The Ministry estimates that this requirement could save more than 2 billion euros a year. Also expected to be included in the package are short-term measures such as compulsory discounts and a price freeze.

A panel of experts convened by the Minister – who has pledged to bring “average drug prices permanently under control” - is reportedly finalising proposals for the market restructuring for publication on Wednesday.

The price negotiations with insurers - which would exempt products from assessment by the Institute for Quality and Efficiency in Health Care (IQWiG), Germany’s drugs cost-effectiveness watchdog - have in fact been permitted since 2007, but have not been taken up by the industry. It is also forecast that that the package will require approval applications for new drugs to be accompanied by benefits assessment studies, and could make changes in other areas which the Minister had pledged to examine, such as patent term duration.

Germany is Europe’s biggest pharmaceutical market, worth more than 30 billion euros annually, and about 85% of the population is insured through the Gesetzliche Krankenkasse (GKV) public health insurance system.

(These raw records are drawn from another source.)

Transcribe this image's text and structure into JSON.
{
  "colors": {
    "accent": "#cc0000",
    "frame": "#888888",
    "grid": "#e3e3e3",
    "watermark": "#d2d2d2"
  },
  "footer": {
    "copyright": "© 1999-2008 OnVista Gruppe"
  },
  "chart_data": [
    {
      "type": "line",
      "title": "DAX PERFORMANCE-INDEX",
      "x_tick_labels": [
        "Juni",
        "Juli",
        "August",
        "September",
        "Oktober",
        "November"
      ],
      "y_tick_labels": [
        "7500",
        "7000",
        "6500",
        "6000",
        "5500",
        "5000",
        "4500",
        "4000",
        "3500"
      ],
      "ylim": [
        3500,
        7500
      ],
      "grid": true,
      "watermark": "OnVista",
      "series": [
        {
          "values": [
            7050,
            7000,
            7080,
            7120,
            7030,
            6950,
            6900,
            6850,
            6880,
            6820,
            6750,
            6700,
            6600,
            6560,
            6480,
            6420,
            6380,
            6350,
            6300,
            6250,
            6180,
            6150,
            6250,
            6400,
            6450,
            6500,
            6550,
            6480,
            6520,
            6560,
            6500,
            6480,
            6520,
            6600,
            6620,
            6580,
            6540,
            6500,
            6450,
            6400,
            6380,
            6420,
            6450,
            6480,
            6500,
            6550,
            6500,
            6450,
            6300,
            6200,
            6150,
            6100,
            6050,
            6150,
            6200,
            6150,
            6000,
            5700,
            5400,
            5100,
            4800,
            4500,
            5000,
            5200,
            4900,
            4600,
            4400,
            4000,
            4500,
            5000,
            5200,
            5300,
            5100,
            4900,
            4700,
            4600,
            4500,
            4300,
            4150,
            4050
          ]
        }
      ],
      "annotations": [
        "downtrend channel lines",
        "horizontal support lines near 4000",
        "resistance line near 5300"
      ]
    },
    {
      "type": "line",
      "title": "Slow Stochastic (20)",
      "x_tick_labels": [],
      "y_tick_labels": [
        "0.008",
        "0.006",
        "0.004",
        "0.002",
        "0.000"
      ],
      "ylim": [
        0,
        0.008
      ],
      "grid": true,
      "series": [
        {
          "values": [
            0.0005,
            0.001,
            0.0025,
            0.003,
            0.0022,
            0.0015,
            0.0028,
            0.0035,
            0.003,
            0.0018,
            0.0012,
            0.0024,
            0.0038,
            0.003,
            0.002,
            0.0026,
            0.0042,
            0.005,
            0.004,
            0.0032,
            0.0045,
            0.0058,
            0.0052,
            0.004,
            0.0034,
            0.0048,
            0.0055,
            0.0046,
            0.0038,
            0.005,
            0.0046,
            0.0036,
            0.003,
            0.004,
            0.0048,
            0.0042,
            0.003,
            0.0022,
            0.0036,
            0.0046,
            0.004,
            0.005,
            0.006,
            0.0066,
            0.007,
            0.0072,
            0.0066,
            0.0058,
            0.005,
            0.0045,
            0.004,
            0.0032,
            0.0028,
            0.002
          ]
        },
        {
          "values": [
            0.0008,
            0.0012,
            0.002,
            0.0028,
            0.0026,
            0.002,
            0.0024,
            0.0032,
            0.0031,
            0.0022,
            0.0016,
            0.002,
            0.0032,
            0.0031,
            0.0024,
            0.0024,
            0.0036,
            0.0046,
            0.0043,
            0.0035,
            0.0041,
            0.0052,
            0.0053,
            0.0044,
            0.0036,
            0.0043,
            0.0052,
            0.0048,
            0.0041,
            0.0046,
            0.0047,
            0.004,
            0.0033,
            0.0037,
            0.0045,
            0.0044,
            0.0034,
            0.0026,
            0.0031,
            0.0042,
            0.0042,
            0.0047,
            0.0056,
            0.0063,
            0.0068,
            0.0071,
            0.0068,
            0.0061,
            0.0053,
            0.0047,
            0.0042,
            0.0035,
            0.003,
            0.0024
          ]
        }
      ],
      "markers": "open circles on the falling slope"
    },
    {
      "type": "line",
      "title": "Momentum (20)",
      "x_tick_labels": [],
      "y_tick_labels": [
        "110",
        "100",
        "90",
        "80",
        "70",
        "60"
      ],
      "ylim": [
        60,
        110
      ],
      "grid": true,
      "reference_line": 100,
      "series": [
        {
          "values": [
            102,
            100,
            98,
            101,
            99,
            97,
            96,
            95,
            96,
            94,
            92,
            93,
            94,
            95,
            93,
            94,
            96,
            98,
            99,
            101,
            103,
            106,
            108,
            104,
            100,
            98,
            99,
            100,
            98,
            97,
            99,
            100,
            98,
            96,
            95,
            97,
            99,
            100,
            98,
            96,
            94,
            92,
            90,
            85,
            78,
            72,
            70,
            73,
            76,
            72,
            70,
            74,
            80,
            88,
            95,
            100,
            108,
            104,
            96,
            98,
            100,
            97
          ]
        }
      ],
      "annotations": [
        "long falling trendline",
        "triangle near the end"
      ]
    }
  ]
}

The upcoming proposals are set to be revolutionary as the changes to the generics market introduced in September 2007, when the government introduced two-year “preferred-supplier discount contracts.” These allowed public health insurers, for the first time, to invite supply tenders from generics makers and to stipulate which generic drugs their insurees should receive. The first round of these contracts is estimated to have saved the insurers more than 500 million euros, and the second round is currently being negotiated.

The restructuring adds another dimension to the controversy in January over the ousting of the IQWiG’s outspoken head, Peter Sawicki. from his post, reportedly because of industry complaints about his continuing obstructive approach which, it claimed, was preventing drugmakers from getting their new products onto the market. Minister Roesler is a member of the Free Democrat Party (FDP), a traditionally pro-business group with strong links to drugmakers, doctors and pharmacists and which, according to local media reports, was instrumental in getting Prof Sawicki removed.